Britain’s biggest domestic lender Lloyds plans to shrink its office space by a fifth within three years. Standard Chartered will cut a third of its space within four years, while Metro Bank said it would cut some 40% and make more use of branches.

“We’ve had a period where flexible working has been tested in full, with about three quarters of people not based in offices as we used to call them, and the business has performed remarkably well,” Andy Halford, Standard Chartered CFO, said.

But major investment banks take a different view, with Goldman Sachs Chief Executive David Solomon pouring cold water on the potential of remote working.

“It’s not a new normal.

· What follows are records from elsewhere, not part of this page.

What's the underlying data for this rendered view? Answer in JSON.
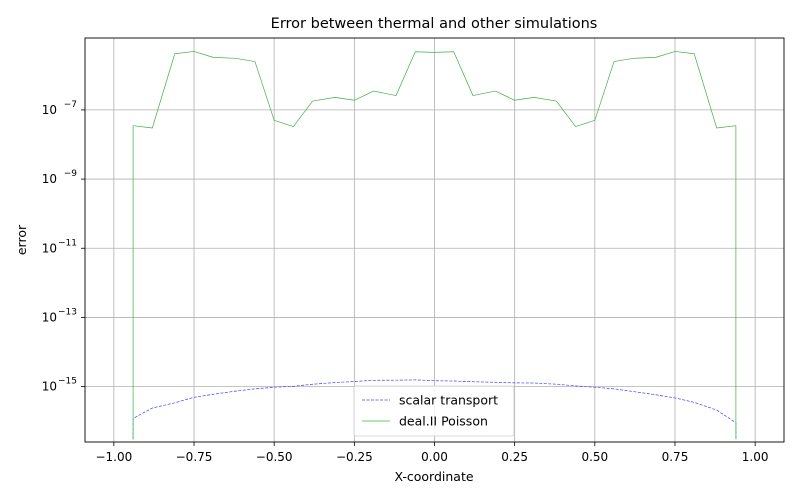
{
  "chart_data": {
    "type": "line",
    "title": "Error between thermal and other simulations",
    "xlabel": "X-coordinate",
    "ylabel": "error",
    "xlim": [
      -1.09,
      1.09
    ],
    "ylim": [
      2.5e-17,
      1.2e-05
    ],
    "yscale": "log",
    "grid": true,
    "legend_position": "lower-center",
    "x_ticks": [
      {
        "value": -1.0,
        "label": "−1.00"
      },
      {
        "value": -0.75,
        "label": "−0.75"
      },
      {
        "value": -0.5,
        "label": "−0.50"
      },
      {
        "value": -0.25,
        "label": "−0.25"
      },
      {
        "value": 0.0,
        "label": "0.00"
      },
      {
        "value": 0.25,
        "label": "0.25"
      },
      {
        "value": 0.5,
        "label": "0.50"
      },
      {
        "value": 0.75,
        "label": "0.75"
      },
      {
        "value": 1.0,
        "label": "1.00"
      }
    ],
    "y_ticks": [
      {
        "value": 1e-15,
        "base": "10",
        "exp": "−15"
      },
      {
        "value": 1e-13,
        "base": "10",
        "exp": "−13"
      },
      {
        "value": 1e-11,
        "base": "10",
        "exp": "−11"
      },
      {
        "value": 1e-09,
        "base": "10",
        "exp": "−9"
      },
      {
        "value": 1e-07,
        "base": "10",
        "exp": "−7"
      }
    ],
    "series": [
      {
        "name": "scalar transport",
        "color": "#4040ff",
        "style": "dashed",
        "x": [
          -0.94,
          -0.94,
          -0.88,
          -0.81,
          -0.75,
          -0.69,
          -0.62,
          -0.56,
          -0.5,
          -0.44,
          -0.38,
          -0.31,
          -0.25,
          -0.19,
          -0.12,
          -0.06,
          0.0,
          0.06,
          0.12,
          0.19,
          0.25,
          0.31,
          0.38,
          0.44,
          0.5,
          0.56,
          0.62,
          0.69,
          0.75,
          0.81,
          0.88,
          0.94,
          0.94
        ],
        "y": [
          3e-17,
          1.2e-16,
          2.4e-16,
          3.4e-16,
          4.9e-16,
          6e-16,
          7.4e-16,
          8.6e-16,
          9.6e-16,
          1.02e-15,
          1.17e-15,
          1.31e-15,
          1.4e-15,
          1.52e-15,
          1.53e-15,
          1.56e-15,
          1.48e-15,
          1.45e-15,
          1.38e-15,
          1.33e-15,
          1.28e-15,
          1.27e-15,
          1.17e-15,
          1.05e-15,
          9.6e-16,
          8.6e-16,
          7.2e-16,
          5.8e-16,
          4.7e-16,
          3.5e-16,
          2.1e-16,
          9e-17,
          3e-17
        ]
      },
      {
        "name": "deal.II Poisson",
        "color": "#3cb043",
        "style": "solid",
        "x": [
          -0.94,
          -0.94,
          -0.88,
          -0.81,
          -0.75,
          -0.69,
          -0.62,
          -0.56,
          -0.5,
          -0.44,
          -0.38,
          -0.31,
          -0.25,
          -0.19,
          -0.12,
          -0.06,
          0.0,
          0.06,
          0.12,
          0.19,
          0.25,
          0.31,
          0.38,
          0.44,
          0.5,
          0.56,
          0.62,
          0.69,
          0.75,
          0.81,
          0.88,
          0.94,
          0.94
        ],
        "y": [
          3e-17,
          3.5e-08,
          3e-08,
          4.2e-06,
          4.9e-06,
          3.3e-06,
          3.1e-06,
          2.5e-06,
          5e-08,
          3.3e-08,
          1.8e-07,
          2.3e-07,
          1.9e-07,
          3.5e-07,
          2.6e-07,
          4.8e-06,
          4.6e-06,
          4.8e-06,
          2.6e-07,
          3.5e-07,
          1.9e-07,
          2.3e-07,
          1.8e-07,
          3.3e-08,
          5e-08,
          2.5e-06,
          3.1e-06,
          3.3e-06,
          4.9e-06,
          4.2e-06,
          3e-08,
          3.5e-08,
          3e-17
        ]
      }
    ]
  }
}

It’s an aberration that we’re going to correct as soon as possible,” he told a Credit Suisse conference on Wednesday.

Barclays CEO Jes Staley, who last year said he thought the days of 7,000 employees trudging into its Canary Wharf headquarters were numbered, is also unwilling to commit for now to large office closures.

The Barclays boss has said the bank had “no plan” to make a major real estate move as Britain’s prolonged third lockdown had shown the strains of working from home.

Nick Fahy, CEO of online lender Cynergy Bank, said working over screens often could not compete. “You might have a disagreement on this, that or the other but actually over the coffee machine or over a glass of wine or a bit of lunch, issues can be resolved.”

UNINTENDED CONSEQUENCES

Some banks have acted quickly because they are used to flexing workforces in line with economic cycles, particularly in investment banks, Oliver Wyman principal Jessica Marlborough said.

But some are waiting on analysis of staff productivity changes before making final decisions, while others were mindful junior staff may still prefer going into offices, she said.

Banks are also concerned women may lose out from the shift to remote working.

“We thought the pandemic would be a big leveller for women. But actually what we’re starting to see is it’s extremely challenging to get women to move jobs in a pandemic,” Marlborough said.

“Banks were making progress in hiring a more balanced workforce in terms of gender and other metrics, but they’re actually struggling now (as banks are finding) they (women) are less likely to seek out a new job.”

Union leaders said part of the reason was that some women are juggling more childcare responsibilities during the pandemic.

Dominic Hook, national officer for UK union Unite, said banks must ensure working from home is voluntary, use of surveillance tools is limited, and employers respect staff hours so work does not spill into evenings and weekends.

“Our concern is that it won’t actually be a choice and that banks will pressure staff to work from home,” Hook said.

There are also concerns hybrid working will favour employees who visit the office more regularly, as they can spend more time in person with colleagues and managers, said Richard Benson, managing director at Accenture Interactive.

The staff most likely to go back to the office are traders, bank executives said, while back-office functions such as finance, risk management and IT will spend more time working remotely.

In Germany, Deutsche Bank said it had been challenging to adapt home office spaces for traders and expected many will want to return, but not all.

“We will pay more attention to the personal circumstances at home. Dealers also have children or parents in need of care. We have become more sensitive,” said Kristian Snellman, Deutsche Bank’s head of investment banking transformation for Germany and EMEA.

The trend to shed offices predated the pandemic as many banks made cuts after the 2007-09 financial crisis. Some have already made moves as a result of the pandemic, such as NatWest, which shut its tech hub in north London last summer.

Retained offices are being remodelled, with desks removed to make way for collaboration and break space such as coffee areas, gardens and libraries, property consultancy Arcadis said.

“It’s not just about adding a ping pong table and table football and hoping it will work, it’s about making sure people get downtime,” said Sarah-Jane Osborne, head of workscape at Arcadis.

David Duffy, CEO of Virgin Money, said the bank is among those planning to strip out office cubicles.

“The world of large-scale populations returning to a tall skyscraper building to come in and do their e-mail in the office doesn’t make any sense,” he said.